Veintisiete años después de publicar Un mundo feliz, Aldous Huxley escribió Nueva visita a Un Mundo Feliz (1958), un ensayo en el que compara lo que él había imaginado en su novela futurista –una sociedad aparentemente feliz pero organizada en castas y solamente interesada en sentir placer por medio de las drogas o el sexo– con el desarrollo de los países occidentales después de la Segunda Guerra Mundial. A sus ojos, el camino elegido por las sociedades modernas no era el más esperanzador, pues lo que él creía que iba a suceder dentro de seis o siete siglos se había cumplido muchísimo antes. El avance tecnológico y el potencial económico se habían logrado con éxito, pero todo a expensas de la libertad. En vez de educar a individuos independientes, las sociedades hiperorganizadas del mundo contemporáneo parecían estar más dedicadas a crear sujetos serviles y dóciles. La ciencia se había dedicado más a perfeccionar el control sobre el hombre y la naturaleza, no a mejorar su condición.
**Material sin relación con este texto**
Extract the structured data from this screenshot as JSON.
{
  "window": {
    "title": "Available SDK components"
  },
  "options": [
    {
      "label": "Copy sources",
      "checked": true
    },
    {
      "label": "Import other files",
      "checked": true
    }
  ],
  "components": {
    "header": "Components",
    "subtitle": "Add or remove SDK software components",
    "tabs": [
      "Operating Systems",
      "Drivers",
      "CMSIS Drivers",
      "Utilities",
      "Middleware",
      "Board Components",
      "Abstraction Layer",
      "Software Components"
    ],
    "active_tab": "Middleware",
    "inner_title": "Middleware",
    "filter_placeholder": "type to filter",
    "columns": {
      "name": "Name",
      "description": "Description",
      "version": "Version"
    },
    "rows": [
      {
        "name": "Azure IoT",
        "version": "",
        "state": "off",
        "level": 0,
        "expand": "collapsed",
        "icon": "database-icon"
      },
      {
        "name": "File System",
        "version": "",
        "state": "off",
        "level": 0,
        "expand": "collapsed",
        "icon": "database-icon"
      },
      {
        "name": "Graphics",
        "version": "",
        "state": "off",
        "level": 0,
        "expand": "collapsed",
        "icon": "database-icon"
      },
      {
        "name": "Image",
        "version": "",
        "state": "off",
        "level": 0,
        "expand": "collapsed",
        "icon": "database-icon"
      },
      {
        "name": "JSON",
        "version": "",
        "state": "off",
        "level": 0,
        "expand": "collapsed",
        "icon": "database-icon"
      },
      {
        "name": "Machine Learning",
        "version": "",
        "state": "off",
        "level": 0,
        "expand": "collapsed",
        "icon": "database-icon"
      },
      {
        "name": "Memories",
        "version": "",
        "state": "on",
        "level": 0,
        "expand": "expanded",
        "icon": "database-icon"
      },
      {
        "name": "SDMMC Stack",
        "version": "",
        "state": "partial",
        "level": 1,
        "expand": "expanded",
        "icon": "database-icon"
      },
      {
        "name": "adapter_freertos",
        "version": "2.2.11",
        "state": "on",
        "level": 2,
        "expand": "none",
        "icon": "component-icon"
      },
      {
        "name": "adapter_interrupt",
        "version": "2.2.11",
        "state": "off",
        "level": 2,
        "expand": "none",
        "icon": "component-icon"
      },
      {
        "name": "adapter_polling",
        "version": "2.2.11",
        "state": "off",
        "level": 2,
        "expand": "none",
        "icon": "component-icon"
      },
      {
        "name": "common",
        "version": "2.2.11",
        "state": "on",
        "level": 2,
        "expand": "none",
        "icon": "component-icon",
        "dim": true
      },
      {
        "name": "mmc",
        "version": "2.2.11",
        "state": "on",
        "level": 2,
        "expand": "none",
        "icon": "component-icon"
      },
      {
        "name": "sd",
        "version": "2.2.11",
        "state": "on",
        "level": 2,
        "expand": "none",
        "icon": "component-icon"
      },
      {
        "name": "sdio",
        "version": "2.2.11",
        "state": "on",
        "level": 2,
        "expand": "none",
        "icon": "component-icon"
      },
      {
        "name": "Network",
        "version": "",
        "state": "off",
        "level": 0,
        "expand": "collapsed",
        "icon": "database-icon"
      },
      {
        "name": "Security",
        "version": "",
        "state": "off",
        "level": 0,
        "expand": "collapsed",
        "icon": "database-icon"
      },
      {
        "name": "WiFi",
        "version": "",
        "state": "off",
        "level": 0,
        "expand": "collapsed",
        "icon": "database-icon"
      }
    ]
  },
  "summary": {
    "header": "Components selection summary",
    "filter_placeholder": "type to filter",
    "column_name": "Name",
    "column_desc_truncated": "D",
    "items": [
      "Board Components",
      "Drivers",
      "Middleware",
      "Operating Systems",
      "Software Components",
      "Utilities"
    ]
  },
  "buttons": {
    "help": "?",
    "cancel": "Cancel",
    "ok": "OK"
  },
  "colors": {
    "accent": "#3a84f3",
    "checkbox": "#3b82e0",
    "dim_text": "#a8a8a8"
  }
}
No obstante, el libro de Huxley también nos interesa porque en él compara Un mundo feliz con 1984, la novela de George Orwell en la que también se imagina el futuro. En este mundo, sin embargo, ya no prevalecen las drogas y los placebos sino el castigo y la mentira. En esta sociedad, los individuos se encuentran sujetos a la continua vigilancia del Gran Hermano, un ente ubicuo pero también ficticio que tiene el control no solo sobre los cuerpos sino sobre las conciencias de las personas. Por medio de cámaras vigilantes, de la policía y de la tortura, el Estado dictatorial obliga a hacer y a pensar a las personas tal y como quiere el Gran Hermano. Todo esto, además, acompañado de una gran maquinaria publicitaria que alimenta la idolatría hacia él y el odio hacia sus enemigos extranjeros (un enemigo que, en realidad, no existe, pero que es necesario odiar para demostrar el amor al Estado). Esta manipulación del presente también se extiende al pasado, pues, como dice uno de los eslóganes que se escuchan en cada momento y en cada lugar, “quien controla el pasado controla el futuro; quien controla el presente controla el pasado”. El objetivo de este mundo consiste en forzar al individuo a renunciar a su relación con la realidad. La realidad ya no es la que el individuo conoce por medio de sus sentidos y sus emociones sino la que impone el Estado: 2+2=5.
En su comentario, Huxley cree que el mundo que le tocó vivir se estaba pareciendo mucho más a la ficción que él imaginó que a la que creó Orwell. Los estudios sobre el comportamiento animal (y del hombre en particular) ya habían demostrado que el control por medio del castigo es menos efectivo que el control por medio del reforzamiento de los deseos, como también ya estaba sucediendo en las sociedades industrializadas. El argumento también tenía una base histórica. En los años en que hace su comparación, la Unión Soviética ya no era la misma que en la época de Stalin, el hombre en quien Orwell se había inspirado. Según el escritor inglés, los rusos de la segunda mitad del siglo XX se habían dado cuenta de que un poco de libertad para las élites y para los profesores y científicos más fieles no estaba mal (no así para los que se encontraban en la base de la pirámide soviética, por supuesto).
Sin embargo, los acontecimientos más recientes nos obligan a preguntarnos si es que acaso Orwell en realidad tenía razón. En Norteamérica hay una agencia que lo sabe todo sobre todos y un presidente que acomoda los hechos y las pruebas a su gusto, mientras que en el Perú hay un partido cuya única doctrina es la pura adoración a su líder y el odio irracional hacia sus adversarios. Son estos últimos, justamente, los que han popularizado la palabra “odiador”, término con el que describen a toda persona que no está de acuerdo con su posición. Son también los que hacen interpretaciones auténticas de las leyes, los que creen que la historia peruana solo está dividida entre neoliberales y terroristas, y los que más intolerantes se vuelven con el libre uso de la palabra (por ejemplo, cuando creen que es obligatorio decir “guerrilla” y no “terrorismo”). “La verdad es cualquier verdad que el Partido defienda”, es otro de los eslóganes del Gran Hermano.
A setenta años de su publicación, cumplidos este último 8 de junio, 1984 es una novela que ha recobrado vigencia. Es una fábula sombría, pero también un testimonio de resistencia.